I was sad when I heard that Soupy Sales died, and Barbara Billingsley and Tom Bosley and Detroit’s Sir Graves Ghastly and Jack Parr and Don Knotts and Lucille Ball. (I loved Lucy.) Even though they lived a relatively long time in relative comfort, their exit from this mortal plane still represents candles that were extinguished. Darker is darker.

It’s too bad that George Carlin and Lenny Bruce and Richard Pryor and Bill Hicks, people who didn’t just make us laugh but also made us think, had to go when they did. And say what you will about drug abuse, but Janis Joplin and Jimi Hendrix and Amy Winehouse and River Phoenix and Charlie Parker left too soon.

Some deaths are especially sad. Children should but don’t always outlive their parents, as we all know, and the obituaries describing the strength and courage of, and lessons taught by, young cancer victims and kids with bad hearts and not-rare-enough diseases always make me cry.

The tenth anniversary of the September 11 tragedy is fast approaching. Surely we’ll be bombarded with media retrospectives and wounds will be reopened for those who suffered the loss of friends and loved ones. Although the significance of September 11 has evolved for me and the attacks were subsequently used by unscrupulous politicians to justify the unjustifiable, 2,966 human beings didn’t deserve to lose their lives on that bright and terrible morning.

I wrote about Eleanor Josaitis, who co-founded a charitable organization, Focus: HOPE, back in 1968 and enhanced the quality of life for countless fellow Michiganders before cancer took her earlier this month at the age of 79. She was mourned by thousands.

Some, like Elvis and Michael Jackson and Elizabeth Taylor, are mourned by millions when they die; others leave more quietly after leaving amazing marks on their loved ones, like my wife’s dad, Daulet Singh, and my good friend’s husband, Charles McGlashen. Although 6,026 soldiers have died in Iraq and Afghanistan to date, I’m ashamed to admit that I know the names of just two or three.

Why am I thinking about death? Why write about it? It helps me to remember – when I’m offended or unfriended or irked or depressed – that life is short and fragile.

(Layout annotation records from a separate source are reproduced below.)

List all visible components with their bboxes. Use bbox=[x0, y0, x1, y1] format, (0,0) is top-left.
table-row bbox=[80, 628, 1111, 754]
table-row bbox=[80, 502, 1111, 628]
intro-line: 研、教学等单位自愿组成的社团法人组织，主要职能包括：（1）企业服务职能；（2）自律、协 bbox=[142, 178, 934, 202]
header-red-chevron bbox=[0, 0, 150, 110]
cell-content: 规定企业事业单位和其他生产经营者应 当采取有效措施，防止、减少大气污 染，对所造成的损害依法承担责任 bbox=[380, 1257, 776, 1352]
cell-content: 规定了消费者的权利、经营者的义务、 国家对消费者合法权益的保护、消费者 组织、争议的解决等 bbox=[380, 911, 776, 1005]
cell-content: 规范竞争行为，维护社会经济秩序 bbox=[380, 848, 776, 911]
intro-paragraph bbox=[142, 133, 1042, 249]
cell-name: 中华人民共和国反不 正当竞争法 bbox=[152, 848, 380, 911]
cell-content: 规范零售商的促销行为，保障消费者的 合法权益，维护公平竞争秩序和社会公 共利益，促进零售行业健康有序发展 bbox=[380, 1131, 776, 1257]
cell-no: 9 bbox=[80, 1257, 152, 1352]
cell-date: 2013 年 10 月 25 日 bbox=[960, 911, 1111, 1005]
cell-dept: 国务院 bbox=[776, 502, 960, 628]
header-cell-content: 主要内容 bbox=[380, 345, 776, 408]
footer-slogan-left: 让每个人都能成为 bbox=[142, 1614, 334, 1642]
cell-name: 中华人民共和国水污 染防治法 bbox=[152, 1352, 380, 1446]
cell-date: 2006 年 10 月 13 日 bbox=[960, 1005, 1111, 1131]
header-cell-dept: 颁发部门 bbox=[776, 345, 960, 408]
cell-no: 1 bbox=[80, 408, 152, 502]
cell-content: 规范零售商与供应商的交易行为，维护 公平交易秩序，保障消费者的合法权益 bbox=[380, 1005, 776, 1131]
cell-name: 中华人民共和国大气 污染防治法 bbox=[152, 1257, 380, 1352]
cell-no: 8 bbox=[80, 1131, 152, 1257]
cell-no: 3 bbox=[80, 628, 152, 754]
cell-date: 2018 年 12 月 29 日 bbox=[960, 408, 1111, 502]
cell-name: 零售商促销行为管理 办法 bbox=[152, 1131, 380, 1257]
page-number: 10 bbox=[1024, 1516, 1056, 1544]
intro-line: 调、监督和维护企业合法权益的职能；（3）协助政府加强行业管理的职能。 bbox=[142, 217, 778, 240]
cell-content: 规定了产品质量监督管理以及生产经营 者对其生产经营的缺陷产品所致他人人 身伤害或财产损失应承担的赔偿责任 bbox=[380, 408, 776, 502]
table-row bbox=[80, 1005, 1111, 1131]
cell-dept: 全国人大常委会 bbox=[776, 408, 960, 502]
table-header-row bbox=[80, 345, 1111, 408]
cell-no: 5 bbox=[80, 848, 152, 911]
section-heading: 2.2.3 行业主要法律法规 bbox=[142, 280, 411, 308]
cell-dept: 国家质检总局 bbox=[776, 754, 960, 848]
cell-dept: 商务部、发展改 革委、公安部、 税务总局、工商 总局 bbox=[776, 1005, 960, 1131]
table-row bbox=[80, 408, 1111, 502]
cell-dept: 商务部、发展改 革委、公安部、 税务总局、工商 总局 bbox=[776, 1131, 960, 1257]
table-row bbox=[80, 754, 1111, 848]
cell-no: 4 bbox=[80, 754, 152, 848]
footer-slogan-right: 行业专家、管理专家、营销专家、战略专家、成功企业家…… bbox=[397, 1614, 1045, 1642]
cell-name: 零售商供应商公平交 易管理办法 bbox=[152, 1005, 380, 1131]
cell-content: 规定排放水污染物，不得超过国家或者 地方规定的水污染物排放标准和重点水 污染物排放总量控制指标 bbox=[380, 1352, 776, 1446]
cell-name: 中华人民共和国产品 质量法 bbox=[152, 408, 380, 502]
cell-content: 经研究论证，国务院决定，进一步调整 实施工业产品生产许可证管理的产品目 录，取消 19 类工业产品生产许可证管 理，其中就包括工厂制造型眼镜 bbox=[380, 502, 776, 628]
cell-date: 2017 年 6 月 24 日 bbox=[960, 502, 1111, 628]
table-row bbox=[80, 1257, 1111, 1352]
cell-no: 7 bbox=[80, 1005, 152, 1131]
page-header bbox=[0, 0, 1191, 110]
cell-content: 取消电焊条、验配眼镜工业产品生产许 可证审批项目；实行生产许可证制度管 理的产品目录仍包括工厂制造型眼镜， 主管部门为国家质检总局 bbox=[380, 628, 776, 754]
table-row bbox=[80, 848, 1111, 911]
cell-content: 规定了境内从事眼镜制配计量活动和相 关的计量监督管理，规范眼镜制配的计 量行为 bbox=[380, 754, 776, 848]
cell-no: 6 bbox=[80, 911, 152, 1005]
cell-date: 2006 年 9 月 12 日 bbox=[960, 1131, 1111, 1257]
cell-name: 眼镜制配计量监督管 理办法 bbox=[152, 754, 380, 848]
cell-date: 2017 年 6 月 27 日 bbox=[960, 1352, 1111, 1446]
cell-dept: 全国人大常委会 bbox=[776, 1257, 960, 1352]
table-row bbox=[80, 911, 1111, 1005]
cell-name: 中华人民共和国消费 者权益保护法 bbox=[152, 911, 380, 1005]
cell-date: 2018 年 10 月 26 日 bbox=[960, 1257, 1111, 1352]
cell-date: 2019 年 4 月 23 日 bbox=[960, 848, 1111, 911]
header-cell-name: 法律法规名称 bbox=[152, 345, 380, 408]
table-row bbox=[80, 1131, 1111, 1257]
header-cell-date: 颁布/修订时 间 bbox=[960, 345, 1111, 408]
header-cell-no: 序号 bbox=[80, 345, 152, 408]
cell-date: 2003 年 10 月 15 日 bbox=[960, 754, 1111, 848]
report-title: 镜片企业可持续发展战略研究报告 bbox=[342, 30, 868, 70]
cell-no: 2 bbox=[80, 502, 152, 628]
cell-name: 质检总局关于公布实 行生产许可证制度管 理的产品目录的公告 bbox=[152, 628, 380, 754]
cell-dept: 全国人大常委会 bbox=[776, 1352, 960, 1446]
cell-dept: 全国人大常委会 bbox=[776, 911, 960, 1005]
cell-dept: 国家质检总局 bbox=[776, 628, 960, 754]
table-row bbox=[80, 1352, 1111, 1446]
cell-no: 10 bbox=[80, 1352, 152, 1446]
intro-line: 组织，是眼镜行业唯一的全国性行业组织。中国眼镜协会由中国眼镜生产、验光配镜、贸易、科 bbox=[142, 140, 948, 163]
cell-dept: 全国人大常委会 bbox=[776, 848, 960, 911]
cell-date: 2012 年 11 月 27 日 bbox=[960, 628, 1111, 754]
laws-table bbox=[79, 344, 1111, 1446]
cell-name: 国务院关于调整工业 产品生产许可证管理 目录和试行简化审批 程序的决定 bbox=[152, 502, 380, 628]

No one is guaranteed a single day, no matter how good we are or what kind of lives we lead or how many others are affected for better or worse by our being here. I really need to try harder to live each day as if it were my last. Because it might be.

1 comment:

  1. I say this often, but don't mean it to be depressing: Birth is a death sentence. It's just reality.
    So yes, live every day that you can as much as you can. I don't often enough take my own advice.